The built environment surrounding the residential neighborhoods of middle/low-income tenant workers in large cities would have a considerable impact on their real commute distance, as has been established based on the aforementioned research findings. In addition, this paper identified significant elements of the built environment and described their nonlinear effects on commute distance. To some extent, it has solved the primary and secondary problems and parameter problems of optimizing and adjusting built environmental indicators in urban planning and design at medium and micro spatial scales over the long term. The design and optimization of the built environment, as an effective path to improving the working and living conditions of middle/low-income tenant workers in major cities in China, can help improve commuting efficiency, reduce unnecessary excessive commuting, improve work efficiency, and thus improve the development imbalance between different income groups in major cities.

In terms of policy implications, consideration should be given to elements like land use mix, resident population density, and employment density when choosing affordable rental housing or community planning sites, and the optimal matching of indicator data should be achieved whenever possible. Additionally, public sectors need to concentrate on improving the connection between rental properties and public transportation hubs based on travel characteristics and preferences of middle-low income tenant workers.
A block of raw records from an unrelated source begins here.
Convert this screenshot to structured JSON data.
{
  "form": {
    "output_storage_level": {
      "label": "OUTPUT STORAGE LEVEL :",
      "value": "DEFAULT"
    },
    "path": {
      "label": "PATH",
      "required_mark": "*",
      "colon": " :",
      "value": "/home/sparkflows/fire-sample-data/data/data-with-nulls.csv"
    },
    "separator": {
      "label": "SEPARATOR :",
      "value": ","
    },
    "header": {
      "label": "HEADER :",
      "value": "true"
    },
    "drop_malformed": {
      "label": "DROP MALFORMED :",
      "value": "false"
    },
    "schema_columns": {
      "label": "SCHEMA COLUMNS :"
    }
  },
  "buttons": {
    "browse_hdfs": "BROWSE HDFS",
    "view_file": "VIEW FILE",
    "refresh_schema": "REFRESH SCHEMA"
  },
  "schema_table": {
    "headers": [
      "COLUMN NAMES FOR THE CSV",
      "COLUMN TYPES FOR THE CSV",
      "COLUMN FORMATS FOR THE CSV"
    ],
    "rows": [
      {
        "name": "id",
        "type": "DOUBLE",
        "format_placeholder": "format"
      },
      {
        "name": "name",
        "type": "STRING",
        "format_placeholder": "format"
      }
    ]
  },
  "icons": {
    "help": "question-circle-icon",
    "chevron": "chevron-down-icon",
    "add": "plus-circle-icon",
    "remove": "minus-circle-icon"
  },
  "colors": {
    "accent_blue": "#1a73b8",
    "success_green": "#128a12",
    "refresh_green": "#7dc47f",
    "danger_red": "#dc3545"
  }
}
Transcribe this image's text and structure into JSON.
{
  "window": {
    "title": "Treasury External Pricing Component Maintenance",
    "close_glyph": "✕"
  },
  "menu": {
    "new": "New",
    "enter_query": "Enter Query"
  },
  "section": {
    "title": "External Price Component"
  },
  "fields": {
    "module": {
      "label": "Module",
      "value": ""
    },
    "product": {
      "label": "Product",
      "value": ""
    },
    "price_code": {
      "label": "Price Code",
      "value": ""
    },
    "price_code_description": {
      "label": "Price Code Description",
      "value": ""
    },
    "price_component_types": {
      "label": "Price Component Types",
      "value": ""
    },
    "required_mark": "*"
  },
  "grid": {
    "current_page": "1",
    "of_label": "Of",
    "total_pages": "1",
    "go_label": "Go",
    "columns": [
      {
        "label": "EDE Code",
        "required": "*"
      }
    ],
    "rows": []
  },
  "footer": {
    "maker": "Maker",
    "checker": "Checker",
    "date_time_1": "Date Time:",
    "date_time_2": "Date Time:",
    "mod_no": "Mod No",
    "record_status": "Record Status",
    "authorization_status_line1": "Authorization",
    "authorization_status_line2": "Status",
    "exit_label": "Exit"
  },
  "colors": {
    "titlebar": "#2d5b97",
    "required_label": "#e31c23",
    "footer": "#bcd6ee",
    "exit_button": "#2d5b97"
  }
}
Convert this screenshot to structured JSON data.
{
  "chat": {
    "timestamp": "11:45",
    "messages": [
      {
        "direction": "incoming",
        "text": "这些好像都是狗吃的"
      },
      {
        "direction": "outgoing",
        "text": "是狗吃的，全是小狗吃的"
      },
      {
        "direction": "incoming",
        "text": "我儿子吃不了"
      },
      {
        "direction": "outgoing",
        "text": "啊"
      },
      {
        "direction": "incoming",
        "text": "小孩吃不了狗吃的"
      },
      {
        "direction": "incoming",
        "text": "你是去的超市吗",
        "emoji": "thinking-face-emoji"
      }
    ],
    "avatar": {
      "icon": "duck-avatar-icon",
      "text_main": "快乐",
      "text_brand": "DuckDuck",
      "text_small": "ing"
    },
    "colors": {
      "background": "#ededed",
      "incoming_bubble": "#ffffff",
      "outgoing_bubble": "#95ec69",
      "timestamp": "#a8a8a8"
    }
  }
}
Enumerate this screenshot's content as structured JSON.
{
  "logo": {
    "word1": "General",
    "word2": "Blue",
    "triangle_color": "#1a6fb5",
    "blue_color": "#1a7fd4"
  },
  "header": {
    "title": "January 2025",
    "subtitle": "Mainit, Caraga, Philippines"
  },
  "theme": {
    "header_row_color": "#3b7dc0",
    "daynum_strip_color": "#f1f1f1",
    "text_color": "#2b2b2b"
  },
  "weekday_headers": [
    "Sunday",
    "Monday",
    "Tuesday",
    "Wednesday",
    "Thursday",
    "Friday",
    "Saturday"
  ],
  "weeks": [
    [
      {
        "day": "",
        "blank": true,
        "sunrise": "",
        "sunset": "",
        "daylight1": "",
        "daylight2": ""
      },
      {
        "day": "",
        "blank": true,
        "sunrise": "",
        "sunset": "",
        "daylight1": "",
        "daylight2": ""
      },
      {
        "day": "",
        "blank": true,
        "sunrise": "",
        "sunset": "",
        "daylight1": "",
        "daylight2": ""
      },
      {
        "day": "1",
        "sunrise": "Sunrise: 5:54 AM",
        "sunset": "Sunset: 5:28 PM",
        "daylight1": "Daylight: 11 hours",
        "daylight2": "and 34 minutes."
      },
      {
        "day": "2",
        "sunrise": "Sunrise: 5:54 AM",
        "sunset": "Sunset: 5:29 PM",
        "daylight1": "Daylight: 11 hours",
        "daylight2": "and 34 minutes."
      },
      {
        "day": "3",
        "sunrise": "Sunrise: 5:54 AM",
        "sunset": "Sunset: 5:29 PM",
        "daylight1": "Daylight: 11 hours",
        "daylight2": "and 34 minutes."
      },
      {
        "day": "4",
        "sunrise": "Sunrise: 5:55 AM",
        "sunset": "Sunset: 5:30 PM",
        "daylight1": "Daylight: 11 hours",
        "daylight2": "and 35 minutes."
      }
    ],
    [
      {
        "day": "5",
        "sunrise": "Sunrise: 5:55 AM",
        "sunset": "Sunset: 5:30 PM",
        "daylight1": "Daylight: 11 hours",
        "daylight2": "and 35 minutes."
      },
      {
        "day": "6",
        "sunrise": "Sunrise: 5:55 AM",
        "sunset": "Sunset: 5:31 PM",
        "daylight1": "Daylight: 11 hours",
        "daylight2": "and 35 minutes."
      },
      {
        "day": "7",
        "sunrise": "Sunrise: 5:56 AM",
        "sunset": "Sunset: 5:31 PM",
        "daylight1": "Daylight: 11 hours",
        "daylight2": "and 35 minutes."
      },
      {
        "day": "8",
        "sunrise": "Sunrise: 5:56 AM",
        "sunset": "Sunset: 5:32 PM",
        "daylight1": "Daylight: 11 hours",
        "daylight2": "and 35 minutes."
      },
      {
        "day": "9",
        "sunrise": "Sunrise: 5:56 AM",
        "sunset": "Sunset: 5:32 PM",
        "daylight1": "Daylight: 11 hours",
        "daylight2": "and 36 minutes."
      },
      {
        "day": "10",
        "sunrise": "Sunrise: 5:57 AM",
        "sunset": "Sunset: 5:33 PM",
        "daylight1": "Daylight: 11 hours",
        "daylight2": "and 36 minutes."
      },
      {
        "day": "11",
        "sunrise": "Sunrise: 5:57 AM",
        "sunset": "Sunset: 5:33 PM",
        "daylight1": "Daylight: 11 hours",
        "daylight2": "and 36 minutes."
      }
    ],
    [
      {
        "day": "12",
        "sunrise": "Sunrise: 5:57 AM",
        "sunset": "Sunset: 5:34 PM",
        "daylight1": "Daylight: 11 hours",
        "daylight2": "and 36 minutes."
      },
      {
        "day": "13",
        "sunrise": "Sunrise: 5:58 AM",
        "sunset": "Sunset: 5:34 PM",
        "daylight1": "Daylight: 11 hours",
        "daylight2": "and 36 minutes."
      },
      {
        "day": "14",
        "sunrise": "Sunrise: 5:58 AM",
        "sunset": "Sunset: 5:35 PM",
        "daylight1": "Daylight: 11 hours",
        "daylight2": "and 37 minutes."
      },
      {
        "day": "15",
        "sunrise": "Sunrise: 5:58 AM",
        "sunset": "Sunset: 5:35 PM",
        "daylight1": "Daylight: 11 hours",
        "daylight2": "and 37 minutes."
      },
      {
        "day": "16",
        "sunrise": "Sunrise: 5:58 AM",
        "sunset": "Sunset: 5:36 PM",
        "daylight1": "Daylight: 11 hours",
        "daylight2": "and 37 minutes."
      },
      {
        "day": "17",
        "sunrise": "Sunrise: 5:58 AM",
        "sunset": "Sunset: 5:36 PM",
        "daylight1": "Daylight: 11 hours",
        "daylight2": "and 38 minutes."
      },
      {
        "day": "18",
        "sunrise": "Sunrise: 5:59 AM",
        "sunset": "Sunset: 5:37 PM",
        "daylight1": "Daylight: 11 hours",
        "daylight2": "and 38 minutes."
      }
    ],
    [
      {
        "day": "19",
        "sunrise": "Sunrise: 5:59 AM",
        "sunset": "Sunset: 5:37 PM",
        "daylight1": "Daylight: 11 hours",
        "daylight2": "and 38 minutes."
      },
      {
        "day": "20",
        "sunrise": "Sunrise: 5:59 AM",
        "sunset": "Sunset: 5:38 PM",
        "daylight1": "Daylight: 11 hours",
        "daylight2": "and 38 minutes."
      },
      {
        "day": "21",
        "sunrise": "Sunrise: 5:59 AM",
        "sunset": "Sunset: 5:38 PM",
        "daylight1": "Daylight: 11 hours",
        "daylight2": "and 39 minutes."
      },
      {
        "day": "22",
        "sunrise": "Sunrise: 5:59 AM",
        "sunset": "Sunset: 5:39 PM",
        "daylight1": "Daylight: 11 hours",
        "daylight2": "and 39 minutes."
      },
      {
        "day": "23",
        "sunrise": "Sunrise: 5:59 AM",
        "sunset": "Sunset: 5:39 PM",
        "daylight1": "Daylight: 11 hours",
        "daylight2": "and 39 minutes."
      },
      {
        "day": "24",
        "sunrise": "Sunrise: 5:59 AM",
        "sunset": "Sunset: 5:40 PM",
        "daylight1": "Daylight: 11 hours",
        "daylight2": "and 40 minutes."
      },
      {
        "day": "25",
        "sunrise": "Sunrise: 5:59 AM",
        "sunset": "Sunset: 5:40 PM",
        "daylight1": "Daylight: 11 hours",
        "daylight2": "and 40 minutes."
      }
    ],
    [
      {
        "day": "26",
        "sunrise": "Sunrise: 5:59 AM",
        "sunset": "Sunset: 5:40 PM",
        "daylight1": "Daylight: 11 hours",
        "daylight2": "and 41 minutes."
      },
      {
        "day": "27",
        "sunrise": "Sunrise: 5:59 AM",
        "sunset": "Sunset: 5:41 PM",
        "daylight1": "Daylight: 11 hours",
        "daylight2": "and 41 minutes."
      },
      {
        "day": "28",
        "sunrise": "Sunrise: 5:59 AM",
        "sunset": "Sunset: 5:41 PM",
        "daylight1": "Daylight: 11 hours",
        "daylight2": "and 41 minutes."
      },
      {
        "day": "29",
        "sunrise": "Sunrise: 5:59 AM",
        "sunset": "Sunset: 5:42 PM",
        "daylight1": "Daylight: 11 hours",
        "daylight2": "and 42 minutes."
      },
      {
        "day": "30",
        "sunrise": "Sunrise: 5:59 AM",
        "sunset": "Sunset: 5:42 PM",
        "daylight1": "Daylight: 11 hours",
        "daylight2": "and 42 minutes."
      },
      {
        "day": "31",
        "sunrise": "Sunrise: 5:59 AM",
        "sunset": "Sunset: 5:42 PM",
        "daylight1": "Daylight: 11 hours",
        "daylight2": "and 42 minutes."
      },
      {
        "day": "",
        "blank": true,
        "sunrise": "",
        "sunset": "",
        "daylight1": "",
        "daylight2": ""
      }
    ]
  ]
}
The reasonable distribution and supply of shared bicycles, as well as expansion of parking spaces for bikes and electric bicycles, can increase the connectivity and accessibility of bus stops and subway stations. At the same time, policies should encourage the road network segregation of people and vehicles and enhance walkability while optimizing the slow traffic system in rental housing and residential neighborhoods.

Due to limitations in data acquisition, the employment data in this study came mainly from the third economic census in Beijing in 2013, which is less recent than other data. Additionally, there is currently insufficient diversity in the variables chosen for the construction of environmental factors. This may have affected the outcomes of the analysis. As a result, in future research we will apply more current information and techniques to increase experimental sample sizes, enhance variable settings, and improve data accuracy. In order to strengthen the theoretical foundation of the research, the variations in how environmental factors affect the income levels of rental housing groups and the internal mechanisms that drive them will also be compared and contrasted.